Hungary “can’t do without a bank tax and a levy on a group of multinational companies” because of its high debt level, which raises debt-servicing costs, Rogan said, according to the video of the interview posted on HirTV’s website.
“We don’t have to agree immediately but we should agree relatively quickly just so we can concentrate on more important things,” Rogan said of an IMF deal, adding that the government wants a “rational agreement.”
Hungary needs to move away from “ad hoc” taxes to plug budget holes and should create a more “business friendly” environment to boost growth and make budget financing sustainable, the IMF said in a July 26 statement after holding what it called a week of “constructive” talks in Budapest.
Hungary will probably resume IMF talks in the second half of October and may be able to reach an agreement on an aid deal in November, Magyar Nemzet reported on Sept. 22, citing chief aid negotiator Mihaly Varga.
Rogan said he will announce on Oct. 1 the government’s proposals to help reduce the budget gap, proposals the Cabinet sent to the IMF earlier this month.

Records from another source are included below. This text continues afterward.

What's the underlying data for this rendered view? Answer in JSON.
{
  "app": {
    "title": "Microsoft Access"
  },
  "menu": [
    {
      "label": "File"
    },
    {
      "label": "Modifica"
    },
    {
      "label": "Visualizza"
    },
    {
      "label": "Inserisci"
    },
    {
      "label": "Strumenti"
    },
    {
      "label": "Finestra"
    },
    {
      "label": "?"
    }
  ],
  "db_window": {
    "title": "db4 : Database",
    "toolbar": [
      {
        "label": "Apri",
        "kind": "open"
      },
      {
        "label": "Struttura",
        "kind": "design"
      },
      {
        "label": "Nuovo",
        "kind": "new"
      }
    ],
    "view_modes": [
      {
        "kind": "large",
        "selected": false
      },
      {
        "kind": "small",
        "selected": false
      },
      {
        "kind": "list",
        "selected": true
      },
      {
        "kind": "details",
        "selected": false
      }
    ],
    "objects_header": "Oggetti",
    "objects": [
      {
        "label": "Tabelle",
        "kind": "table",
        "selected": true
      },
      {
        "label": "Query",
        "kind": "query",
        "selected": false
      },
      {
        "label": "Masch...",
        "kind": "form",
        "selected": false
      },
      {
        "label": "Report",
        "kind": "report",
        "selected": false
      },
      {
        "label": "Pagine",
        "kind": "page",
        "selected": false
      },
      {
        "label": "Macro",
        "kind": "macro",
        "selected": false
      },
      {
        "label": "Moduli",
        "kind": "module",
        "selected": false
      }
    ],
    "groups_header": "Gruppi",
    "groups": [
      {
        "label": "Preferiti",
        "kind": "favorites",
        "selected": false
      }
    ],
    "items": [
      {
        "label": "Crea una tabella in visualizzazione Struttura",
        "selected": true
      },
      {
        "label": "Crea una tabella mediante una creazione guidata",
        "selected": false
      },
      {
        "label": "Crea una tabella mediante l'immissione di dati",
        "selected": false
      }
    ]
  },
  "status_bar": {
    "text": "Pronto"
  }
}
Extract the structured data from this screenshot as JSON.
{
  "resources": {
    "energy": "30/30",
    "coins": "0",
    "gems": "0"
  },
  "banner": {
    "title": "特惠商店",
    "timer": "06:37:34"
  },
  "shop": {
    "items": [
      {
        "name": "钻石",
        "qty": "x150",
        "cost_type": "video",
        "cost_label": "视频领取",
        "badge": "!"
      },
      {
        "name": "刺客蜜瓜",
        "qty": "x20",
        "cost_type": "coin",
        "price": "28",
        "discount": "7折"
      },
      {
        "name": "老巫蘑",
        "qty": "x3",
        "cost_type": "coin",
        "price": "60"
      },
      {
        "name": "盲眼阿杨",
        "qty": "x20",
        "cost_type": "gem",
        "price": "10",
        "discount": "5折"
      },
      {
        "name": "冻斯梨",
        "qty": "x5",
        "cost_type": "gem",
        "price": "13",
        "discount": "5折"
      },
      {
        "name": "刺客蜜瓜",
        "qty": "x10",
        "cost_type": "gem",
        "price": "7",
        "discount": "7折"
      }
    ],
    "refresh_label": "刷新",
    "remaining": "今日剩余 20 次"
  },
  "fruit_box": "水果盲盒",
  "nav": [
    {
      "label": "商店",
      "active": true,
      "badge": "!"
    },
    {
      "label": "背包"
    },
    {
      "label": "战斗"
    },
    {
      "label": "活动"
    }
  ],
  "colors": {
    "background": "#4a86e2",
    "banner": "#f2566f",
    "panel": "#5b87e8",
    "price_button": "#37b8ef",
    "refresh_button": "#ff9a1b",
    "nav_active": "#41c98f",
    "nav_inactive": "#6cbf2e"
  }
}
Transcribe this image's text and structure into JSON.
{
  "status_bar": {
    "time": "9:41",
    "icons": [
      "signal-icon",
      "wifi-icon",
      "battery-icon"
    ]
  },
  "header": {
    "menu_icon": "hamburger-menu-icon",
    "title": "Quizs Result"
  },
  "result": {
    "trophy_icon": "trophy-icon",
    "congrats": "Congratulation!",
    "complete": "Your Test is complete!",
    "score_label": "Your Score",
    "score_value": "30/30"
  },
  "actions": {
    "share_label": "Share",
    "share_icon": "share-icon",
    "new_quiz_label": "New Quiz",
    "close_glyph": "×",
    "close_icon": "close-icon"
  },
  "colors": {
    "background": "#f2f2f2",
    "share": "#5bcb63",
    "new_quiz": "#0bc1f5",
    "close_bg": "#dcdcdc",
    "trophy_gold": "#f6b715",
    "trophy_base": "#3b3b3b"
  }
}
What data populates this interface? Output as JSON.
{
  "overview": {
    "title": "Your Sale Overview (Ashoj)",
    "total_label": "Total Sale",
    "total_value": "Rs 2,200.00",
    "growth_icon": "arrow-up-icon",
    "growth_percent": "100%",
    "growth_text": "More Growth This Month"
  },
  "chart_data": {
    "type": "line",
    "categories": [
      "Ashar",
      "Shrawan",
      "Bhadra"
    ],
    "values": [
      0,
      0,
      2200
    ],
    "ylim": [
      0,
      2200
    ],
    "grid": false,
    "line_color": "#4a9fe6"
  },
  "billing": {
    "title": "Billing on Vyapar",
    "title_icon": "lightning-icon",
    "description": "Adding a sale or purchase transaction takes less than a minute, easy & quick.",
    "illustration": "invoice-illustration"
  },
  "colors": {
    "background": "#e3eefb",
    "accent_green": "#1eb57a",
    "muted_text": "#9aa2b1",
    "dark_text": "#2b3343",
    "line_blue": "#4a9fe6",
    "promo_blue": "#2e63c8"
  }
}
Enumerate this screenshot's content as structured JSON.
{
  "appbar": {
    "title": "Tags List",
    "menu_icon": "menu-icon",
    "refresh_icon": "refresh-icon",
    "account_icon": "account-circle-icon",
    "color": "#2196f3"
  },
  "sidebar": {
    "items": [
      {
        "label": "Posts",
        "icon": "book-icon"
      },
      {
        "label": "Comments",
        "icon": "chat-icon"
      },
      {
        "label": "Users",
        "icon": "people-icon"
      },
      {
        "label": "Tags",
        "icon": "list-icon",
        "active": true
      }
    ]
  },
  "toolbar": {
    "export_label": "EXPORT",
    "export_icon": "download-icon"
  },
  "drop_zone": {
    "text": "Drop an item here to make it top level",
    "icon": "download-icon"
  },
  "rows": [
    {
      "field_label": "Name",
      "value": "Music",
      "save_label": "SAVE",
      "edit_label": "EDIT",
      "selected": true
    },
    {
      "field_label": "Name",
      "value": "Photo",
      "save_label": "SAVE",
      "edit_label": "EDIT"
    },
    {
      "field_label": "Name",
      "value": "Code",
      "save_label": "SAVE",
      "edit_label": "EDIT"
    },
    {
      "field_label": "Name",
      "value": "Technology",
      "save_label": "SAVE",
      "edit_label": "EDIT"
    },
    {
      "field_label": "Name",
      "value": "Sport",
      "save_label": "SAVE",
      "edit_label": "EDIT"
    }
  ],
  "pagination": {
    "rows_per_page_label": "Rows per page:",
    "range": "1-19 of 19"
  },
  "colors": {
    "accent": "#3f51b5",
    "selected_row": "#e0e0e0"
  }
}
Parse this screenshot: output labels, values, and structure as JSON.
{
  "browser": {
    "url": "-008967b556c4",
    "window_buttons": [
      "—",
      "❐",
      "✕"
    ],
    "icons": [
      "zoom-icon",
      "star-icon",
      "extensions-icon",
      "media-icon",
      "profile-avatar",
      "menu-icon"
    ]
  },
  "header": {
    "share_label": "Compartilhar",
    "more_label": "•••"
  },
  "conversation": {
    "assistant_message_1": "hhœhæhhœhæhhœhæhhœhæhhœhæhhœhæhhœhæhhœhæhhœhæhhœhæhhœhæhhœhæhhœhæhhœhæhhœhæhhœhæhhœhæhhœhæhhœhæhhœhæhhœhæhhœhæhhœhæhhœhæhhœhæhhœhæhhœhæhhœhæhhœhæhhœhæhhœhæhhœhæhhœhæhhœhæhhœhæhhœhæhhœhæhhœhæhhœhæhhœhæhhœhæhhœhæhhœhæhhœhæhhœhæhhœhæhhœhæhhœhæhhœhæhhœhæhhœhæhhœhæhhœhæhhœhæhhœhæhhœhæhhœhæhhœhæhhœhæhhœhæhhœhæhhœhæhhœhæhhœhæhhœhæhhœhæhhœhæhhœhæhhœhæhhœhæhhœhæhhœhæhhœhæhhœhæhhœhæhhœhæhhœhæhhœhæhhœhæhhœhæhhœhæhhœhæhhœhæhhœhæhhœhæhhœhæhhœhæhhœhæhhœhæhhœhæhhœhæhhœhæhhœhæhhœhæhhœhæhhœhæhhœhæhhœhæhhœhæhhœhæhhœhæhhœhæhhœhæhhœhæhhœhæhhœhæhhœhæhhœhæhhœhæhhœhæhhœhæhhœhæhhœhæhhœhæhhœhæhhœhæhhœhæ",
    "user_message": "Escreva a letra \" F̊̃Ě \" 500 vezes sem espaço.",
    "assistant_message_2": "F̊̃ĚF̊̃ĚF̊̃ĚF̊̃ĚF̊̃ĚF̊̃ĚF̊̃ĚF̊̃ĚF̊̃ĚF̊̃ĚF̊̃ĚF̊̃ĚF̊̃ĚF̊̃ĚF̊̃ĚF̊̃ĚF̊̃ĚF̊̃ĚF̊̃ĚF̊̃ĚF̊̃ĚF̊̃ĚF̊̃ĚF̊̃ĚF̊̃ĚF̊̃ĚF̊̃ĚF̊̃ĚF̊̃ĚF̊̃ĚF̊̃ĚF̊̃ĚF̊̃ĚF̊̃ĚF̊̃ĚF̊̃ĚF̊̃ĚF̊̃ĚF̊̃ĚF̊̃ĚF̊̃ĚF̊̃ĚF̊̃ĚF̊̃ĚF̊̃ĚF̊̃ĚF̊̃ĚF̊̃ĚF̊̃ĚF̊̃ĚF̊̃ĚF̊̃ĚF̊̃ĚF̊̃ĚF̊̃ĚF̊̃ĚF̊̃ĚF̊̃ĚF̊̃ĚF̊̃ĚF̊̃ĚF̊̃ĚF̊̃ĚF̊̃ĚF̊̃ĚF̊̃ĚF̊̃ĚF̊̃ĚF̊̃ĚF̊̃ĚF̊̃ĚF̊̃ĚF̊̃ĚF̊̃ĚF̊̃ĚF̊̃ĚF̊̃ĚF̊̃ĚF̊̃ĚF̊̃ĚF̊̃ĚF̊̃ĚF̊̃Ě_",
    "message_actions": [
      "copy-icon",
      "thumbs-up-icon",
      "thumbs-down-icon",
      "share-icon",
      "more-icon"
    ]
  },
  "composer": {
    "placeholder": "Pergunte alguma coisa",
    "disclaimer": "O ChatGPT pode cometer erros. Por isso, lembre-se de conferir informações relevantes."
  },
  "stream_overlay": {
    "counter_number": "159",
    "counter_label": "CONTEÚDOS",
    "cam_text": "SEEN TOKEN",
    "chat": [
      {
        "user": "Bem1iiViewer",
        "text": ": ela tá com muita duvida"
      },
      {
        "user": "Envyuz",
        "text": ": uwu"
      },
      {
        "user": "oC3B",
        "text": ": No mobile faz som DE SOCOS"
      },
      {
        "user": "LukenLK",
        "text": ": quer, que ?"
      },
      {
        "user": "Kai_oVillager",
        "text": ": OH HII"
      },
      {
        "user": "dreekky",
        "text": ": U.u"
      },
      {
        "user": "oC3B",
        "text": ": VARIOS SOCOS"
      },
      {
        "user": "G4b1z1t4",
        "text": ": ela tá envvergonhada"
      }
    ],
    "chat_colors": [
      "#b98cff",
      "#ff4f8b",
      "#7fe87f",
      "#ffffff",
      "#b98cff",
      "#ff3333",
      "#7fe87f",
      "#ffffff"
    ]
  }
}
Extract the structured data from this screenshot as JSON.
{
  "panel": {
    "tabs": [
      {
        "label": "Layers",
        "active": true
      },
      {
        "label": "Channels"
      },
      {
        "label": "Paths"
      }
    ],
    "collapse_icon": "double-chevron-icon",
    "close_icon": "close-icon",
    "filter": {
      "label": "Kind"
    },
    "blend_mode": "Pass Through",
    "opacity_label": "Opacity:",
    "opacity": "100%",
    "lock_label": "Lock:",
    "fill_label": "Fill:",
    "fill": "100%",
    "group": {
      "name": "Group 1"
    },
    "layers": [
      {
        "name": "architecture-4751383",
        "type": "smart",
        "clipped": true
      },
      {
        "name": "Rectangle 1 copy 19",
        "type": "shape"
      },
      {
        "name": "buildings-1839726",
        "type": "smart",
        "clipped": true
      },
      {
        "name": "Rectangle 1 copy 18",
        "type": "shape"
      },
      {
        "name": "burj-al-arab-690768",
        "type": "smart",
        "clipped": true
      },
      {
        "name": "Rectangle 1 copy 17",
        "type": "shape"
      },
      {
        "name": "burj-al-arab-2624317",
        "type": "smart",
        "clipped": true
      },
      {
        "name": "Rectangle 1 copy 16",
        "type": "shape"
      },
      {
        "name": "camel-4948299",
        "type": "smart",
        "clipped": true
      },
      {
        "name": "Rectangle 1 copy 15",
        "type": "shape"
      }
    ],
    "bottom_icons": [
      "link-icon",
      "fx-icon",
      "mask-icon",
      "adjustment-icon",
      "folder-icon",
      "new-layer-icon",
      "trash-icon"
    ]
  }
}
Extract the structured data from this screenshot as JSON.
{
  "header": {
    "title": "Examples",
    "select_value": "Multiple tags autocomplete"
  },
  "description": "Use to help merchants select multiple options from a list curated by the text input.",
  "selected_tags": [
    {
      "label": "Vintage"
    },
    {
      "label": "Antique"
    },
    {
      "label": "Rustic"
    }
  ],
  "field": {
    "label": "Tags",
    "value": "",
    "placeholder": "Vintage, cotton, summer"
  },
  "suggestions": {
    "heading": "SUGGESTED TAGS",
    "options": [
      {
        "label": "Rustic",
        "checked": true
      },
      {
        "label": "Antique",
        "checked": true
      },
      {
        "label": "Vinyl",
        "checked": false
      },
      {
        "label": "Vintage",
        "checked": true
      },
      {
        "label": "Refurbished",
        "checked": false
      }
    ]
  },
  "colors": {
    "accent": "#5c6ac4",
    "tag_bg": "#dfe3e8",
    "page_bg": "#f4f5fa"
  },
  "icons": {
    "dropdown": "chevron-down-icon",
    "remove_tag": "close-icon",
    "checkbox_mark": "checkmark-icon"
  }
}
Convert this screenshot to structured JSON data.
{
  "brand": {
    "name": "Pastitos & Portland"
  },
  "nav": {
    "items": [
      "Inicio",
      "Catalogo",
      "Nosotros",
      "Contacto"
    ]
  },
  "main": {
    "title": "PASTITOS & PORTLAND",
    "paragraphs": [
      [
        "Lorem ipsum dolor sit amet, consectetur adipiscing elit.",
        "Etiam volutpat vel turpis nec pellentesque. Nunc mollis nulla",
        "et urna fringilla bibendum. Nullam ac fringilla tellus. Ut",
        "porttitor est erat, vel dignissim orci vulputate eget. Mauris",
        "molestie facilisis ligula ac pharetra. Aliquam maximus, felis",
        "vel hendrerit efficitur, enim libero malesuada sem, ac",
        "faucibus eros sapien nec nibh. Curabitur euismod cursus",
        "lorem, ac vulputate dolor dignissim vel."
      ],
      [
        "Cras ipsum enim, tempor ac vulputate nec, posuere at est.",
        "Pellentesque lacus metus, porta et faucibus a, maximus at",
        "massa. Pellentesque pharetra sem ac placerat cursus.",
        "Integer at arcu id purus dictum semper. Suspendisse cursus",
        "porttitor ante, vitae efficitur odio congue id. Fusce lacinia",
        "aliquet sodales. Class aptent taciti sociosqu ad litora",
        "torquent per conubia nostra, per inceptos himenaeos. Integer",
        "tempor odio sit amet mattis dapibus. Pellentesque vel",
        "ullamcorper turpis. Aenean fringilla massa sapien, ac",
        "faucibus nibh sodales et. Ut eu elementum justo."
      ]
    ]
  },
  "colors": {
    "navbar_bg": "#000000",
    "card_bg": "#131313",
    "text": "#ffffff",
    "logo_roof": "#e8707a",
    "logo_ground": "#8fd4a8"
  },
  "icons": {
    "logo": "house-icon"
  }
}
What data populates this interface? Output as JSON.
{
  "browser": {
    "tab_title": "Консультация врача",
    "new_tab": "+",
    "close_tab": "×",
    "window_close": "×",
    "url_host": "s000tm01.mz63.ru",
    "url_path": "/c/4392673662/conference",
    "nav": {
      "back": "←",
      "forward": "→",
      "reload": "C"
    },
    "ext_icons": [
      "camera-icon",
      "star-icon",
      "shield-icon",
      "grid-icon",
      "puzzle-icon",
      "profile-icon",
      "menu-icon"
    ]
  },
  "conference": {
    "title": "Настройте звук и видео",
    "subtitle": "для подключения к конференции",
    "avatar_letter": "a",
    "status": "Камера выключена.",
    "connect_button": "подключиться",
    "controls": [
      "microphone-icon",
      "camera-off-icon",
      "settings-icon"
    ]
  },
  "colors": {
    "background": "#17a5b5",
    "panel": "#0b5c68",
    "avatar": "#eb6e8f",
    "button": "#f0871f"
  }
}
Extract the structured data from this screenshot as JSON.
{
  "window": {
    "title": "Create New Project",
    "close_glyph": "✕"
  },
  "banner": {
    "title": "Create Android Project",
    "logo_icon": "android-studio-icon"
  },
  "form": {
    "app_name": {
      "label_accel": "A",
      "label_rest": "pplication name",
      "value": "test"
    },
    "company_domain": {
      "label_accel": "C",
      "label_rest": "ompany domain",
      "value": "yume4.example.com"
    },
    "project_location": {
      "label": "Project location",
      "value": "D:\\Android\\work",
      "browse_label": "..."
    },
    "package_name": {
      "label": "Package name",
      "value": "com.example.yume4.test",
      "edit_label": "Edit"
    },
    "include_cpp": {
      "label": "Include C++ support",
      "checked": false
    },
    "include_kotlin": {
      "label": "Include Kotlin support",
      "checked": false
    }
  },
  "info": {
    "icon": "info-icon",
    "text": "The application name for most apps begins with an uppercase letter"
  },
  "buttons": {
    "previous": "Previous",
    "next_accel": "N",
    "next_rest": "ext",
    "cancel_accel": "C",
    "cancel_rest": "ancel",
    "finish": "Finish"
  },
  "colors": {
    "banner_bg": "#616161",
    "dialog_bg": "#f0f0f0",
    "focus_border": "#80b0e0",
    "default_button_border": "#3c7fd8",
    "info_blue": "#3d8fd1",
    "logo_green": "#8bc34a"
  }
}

Investors predict delays to an IMF deal unless market sentiment deteriorates and the forint drops, pressuring the government to reach an agreement.
“The Hungarian authorities are highly unlikely to walk away from the negotiating table,” Morgan Stanley said in an e-mailed report yesterday. “If market conditions are good, they may just choose to let discussions drag on indefinitely without any real progress.”